Die Psychodynamisch Imaginative Traumatherapie (PITT) wurde von Prof. Luise Reddemann, der Grande Dame der deutschen Traumatherapie entwickelt. Die Entdeckung der Ego-State-Therapie war für Reddemann ein Meilenstein im Verständnis ihrer traumatisierten Patient*innen. Dieses Konzept wird – ihrer Meinung nach – der Komplexität von Menschen sehr viel gerechter als die drei seelischen Instanzen, die Sigmund Freud beschrieben hatte: Ich, Es und Über-Ich. Ein Ego-State ist in der Regel ein jüngerer innerer Anteil, der in einer leidvollen biografischen Situationen entstanden war. Diese Sichtweise ermöglicht, dass sich in der psychotherapeutischen Praxis zwei erwachsene Personen – die Klientin und die Psychotherapeutin – dem verletzten inneren Kind (Ego-State) im Hier und Jetzt mit Mitgefühl zuwenden können.

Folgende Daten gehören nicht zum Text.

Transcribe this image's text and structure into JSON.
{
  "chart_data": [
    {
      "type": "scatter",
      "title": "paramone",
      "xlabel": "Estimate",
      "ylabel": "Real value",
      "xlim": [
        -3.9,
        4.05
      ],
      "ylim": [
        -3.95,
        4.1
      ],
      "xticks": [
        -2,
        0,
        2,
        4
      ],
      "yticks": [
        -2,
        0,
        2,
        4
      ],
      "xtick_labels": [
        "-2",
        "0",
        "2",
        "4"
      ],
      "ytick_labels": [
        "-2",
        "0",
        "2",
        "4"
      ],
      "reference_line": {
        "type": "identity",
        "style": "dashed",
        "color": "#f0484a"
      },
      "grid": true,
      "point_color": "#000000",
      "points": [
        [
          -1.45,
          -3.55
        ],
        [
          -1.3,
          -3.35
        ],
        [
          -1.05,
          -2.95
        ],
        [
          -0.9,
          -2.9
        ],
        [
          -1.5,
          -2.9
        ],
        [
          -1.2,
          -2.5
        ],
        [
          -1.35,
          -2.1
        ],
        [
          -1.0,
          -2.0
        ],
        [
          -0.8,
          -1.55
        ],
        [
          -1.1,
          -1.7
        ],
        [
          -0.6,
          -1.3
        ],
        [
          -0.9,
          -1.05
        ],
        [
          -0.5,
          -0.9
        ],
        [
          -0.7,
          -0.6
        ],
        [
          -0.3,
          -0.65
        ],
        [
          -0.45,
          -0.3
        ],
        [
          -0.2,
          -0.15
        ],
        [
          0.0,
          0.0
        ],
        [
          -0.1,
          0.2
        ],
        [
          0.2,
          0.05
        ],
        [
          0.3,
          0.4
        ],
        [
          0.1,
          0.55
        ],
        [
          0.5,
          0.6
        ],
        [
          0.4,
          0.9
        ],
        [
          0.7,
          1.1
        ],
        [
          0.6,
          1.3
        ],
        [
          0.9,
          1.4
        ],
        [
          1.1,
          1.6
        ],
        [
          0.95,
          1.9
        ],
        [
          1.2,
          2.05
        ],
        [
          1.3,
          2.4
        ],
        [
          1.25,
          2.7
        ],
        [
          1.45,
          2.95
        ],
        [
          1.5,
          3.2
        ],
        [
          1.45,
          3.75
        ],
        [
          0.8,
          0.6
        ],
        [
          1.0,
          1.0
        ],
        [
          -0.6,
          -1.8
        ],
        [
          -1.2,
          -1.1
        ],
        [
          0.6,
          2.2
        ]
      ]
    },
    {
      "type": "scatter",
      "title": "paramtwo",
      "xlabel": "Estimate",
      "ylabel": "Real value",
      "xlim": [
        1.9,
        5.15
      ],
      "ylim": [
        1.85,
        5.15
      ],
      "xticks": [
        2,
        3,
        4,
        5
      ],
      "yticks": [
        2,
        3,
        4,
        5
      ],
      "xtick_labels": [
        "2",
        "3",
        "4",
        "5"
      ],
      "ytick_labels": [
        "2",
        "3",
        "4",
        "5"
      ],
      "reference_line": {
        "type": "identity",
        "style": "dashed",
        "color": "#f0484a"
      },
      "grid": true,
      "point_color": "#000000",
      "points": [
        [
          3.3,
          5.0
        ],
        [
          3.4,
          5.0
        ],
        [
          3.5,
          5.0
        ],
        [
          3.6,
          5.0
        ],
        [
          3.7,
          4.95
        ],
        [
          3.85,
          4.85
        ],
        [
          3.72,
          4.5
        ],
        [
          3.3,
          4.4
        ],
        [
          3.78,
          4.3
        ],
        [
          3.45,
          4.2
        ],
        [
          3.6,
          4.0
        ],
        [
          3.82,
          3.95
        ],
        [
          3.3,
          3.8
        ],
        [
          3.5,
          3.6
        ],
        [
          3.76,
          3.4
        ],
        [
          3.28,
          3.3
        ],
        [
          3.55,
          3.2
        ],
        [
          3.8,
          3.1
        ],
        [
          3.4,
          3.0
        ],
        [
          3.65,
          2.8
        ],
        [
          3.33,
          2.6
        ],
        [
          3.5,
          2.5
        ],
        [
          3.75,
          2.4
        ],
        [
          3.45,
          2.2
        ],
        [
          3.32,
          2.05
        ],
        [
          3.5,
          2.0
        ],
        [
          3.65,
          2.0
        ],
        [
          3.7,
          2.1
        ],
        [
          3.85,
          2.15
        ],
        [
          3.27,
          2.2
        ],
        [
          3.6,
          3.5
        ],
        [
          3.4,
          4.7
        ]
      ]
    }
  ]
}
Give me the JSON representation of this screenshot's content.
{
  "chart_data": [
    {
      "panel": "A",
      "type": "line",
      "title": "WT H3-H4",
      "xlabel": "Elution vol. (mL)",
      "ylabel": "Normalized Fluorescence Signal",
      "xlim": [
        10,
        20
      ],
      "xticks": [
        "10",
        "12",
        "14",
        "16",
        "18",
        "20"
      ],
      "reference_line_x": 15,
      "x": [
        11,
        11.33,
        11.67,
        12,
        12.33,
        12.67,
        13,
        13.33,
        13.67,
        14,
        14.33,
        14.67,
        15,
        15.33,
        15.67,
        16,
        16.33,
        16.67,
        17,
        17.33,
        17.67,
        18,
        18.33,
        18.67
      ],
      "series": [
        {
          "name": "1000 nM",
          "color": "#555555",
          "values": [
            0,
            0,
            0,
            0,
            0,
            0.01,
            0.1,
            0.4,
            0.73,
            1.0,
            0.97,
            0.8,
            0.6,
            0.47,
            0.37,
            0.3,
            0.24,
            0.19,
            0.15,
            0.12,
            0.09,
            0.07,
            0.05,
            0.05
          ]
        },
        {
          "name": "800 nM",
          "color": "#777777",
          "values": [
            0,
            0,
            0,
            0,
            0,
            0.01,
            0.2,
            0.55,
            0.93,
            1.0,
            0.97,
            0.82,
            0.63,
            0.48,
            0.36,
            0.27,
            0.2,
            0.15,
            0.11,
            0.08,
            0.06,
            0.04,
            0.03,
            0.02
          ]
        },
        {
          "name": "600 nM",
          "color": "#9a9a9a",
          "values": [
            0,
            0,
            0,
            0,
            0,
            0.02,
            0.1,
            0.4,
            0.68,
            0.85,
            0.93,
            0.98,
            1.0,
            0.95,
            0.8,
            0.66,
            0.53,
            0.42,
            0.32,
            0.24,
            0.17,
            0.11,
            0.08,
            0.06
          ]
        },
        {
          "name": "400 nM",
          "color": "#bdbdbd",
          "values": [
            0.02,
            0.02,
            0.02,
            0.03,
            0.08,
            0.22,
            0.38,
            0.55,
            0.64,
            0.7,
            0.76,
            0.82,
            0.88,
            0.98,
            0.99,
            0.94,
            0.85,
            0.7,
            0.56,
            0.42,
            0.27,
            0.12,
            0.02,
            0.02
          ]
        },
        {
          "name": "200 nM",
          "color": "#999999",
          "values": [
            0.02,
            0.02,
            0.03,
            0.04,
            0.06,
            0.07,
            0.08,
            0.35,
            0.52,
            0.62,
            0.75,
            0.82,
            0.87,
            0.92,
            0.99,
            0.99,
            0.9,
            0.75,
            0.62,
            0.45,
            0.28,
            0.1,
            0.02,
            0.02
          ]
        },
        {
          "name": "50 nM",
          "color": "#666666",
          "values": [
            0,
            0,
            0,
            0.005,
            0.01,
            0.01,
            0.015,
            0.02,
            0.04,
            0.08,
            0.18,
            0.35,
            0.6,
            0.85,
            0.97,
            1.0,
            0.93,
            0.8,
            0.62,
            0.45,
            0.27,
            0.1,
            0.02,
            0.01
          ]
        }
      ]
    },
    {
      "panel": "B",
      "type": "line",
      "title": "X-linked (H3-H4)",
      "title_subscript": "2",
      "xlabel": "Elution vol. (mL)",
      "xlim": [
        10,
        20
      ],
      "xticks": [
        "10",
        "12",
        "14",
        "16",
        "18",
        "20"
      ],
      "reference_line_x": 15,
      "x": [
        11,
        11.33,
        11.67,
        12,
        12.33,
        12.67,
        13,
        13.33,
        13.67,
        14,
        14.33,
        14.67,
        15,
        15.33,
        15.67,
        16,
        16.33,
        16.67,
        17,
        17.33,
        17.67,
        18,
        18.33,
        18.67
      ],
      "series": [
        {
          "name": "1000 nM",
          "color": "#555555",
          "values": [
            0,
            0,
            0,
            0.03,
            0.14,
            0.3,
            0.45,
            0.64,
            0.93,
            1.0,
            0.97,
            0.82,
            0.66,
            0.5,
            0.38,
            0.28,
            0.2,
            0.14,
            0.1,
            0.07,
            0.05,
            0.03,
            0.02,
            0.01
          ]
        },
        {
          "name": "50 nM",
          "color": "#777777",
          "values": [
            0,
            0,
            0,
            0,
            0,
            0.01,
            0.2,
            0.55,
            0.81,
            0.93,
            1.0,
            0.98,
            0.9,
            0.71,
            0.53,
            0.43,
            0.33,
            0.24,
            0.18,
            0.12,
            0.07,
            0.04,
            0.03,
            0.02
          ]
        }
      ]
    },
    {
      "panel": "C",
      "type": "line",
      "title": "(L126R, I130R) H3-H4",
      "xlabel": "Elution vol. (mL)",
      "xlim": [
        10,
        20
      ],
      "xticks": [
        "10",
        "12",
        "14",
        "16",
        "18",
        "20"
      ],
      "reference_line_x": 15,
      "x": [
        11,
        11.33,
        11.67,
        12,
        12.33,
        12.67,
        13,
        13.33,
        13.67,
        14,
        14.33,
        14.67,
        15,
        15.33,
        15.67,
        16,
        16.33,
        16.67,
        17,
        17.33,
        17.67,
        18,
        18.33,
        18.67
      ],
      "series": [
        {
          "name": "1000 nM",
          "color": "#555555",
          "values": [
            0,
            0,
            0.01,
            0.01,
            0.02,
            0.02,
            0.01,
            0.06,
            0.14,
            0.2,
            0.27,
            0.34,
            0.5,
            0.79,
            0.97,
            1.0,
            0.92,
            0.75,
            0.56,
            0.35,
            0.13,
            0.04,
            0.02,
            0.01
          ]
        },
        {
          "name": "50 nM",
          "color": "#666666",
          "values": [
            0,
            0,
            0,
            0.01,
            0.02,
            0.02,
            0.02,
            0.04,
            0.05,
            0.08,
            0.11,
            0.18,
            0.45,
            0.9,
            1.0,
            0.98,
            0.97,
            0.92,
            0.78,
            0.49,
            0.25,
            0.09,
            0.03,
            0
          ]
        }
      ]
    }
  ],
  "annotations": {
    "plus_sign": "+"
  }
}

Ein Kind ist auf Gedeih und Verderb von seinen Eltern abhängig, es kann nicht sagen: „Hier ist es nicht gut, ich packe meinen Koffer, ich gehe.“ Stattdessen muss es schauen, wie es im schwierigen Umfeld klar kommt. Es muss auf jeden Fall den Kontakt zu den Eltern halten, denn ohne diesen, kann es nicht überleben. Um das sicher zu stellen, nimmt das Kind die eigene Lebendigkeit und Echtheit so weit zurück bis es den Vorstellungen der Eltern entspricht. Damit bewahrt das Kind die überlebensnotwendige Bindung zu den Eltern. Dabei wendet es sich gegen sich selbst: es sieht sich selbst als schlechten Menschen, der der Liebe der (guten) Eltern nicht würdig ist. Mit diesem schambasierten Selbstbild bewahrt es die Hoffnung, dass es sich die Liebe der Eltern verdienen kann, wenn es sich nur genügend anstrengt, um das Kind zu werden, das die Eltern wirklich lieben können.
Die größte Ressource ist die Erkenntnis des eigenen Erwachsen-Seins. Der jüngere, verletzte innere Anteil (inneres Kind) steckt noch immer in der überwältigenden Situation der Vergangenheit fest, noch immer ist es voller Angst, die Bindung zu den Eltern zu verlieren. Er hat noch nicht mitgekriegt, dass die Zeit weiter gegangen ist.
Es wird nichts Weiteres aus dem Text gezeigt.